Leap Micro 6.0 reaches Beta (news.opensuse.org)
from wolf@lemmy.zip to linux@lemmy.ml on 19 Jun 2024 18:49
https://lemmy.zip/post/17656400

Interesting times ahead! I am really looking forward to the Leap Micro release and hope it advances the state of the art. :-)

#linux

threaded - newest

perishthethought@lemm.ee on 19 Jun 2024 19:27 next collapse

I’ll take care of the “What is this thing?” for you, OP.

Leap Micro is an ultra-reliable, lightweight operating system built for containerized and virtualized workloads.

get.opensuse.org/leapmicro

t0mri@lemmy.ml on 20 Jun 2024 09:43 collapse

tell me if this is what I’m looking for. I build Lineage OS, which requires me to download a load of apps. I wish (analogy coming) I could manage everything like a npm project, where I can keep all the dependencies under a single dir. I want to use my package manager to handle the dependencies, rather than manually downloading the bins, mv-ing them to the dir, and setting the path. Once I’ve finished building, dispose everything with just one or two commands, leaving no footprint on my OS/machine.

boredsquirrel@slrpnk.net on 19 Jun 2024 21:31 collapse

I would love Slowroll or Leap, the tested packages of OpenSUSE using rpm-ostree.

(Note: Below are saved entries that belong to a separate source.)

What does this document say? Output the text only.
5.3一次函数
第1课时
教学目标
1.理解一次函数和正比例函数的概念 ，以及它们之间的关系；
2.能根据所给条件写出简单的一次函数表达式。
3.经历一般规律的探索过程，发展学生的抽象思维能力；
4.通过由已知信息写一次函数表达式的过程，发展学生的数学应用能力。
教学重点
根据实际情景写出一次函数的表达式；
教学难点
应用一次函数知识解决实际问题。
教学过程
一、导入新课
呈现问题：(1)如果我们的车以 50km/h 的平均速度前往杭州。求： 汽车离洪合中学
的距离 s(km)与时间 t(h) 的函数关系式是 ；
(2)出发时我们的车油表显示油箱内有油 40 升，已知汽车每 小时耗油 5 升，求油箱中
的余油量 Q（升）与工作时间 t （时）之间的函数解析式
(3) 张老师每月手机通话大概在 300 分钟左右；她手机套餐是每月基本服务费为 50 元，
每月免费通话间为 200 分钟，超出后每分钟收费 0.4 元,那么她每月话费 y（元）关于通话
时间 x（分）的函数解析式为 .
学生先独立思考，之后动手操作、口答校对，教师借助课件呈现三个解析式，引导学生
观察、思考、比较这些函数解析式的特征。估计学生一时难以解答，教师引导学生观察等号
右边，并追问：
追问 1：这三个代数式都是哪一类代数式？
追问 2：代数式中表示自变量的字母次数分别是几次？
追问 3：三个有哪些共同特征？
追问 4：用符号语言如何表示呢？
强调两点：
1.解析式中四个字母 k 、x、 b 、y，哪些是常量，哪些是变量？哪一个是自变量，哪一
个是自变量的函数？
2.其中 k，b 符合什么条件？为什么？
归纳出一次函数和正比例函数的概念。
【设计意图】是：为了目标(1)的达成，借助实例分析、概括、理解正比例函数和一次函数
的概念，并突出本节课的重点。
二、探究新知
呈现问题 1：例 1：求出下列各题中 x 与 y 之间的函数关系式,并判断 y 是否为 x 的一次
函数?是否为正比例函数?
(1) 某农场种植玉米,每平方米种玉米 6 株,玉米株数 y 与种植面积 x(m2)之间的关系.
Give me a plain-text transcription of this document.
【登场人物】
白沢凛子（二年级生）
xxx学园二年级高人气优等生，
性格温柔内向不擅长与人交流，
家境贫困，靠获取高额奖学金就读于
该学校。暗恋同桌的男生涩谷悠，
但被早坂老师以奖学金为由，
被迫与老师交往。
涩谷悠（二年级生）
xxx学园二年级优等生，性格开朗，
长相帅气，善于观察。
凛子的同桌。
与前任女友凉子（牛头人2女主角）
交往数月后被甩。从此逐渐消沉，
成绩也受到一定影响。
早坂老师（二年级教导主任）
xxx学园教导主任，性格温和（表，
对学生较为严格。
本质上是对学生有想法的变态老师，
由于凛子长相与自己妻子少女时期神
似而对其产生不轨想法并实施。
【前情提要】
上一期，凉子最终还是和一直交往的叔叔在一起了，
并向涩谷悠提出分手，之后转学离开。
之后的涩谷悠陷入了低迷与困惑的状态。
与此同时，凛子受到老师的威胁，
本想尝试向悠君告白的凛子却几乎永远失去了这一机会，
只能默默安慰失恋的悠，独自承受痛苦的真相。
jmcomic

OpenSUSEs “immutable” model is worthless. It is not better than what Tumbleweed does with BTRFS snapshots

LaggyKar@programming.dev on 20 Jun 2024 10:56 collapse

It’s better in one way, in that updates are applied on reboot rather than pulling the rug put from under running applications. But I agree that it doesn’t go all the way, as it doesn’t provide a verifiable base system with clearly separated modifications. OSTree would be great.

Another possibility would be to distribute a base image as a btrfs send stream (possibly differential against previous versions) containing a compose-fs image and associated files. And then OS extensions could be installed with systemd-sysext.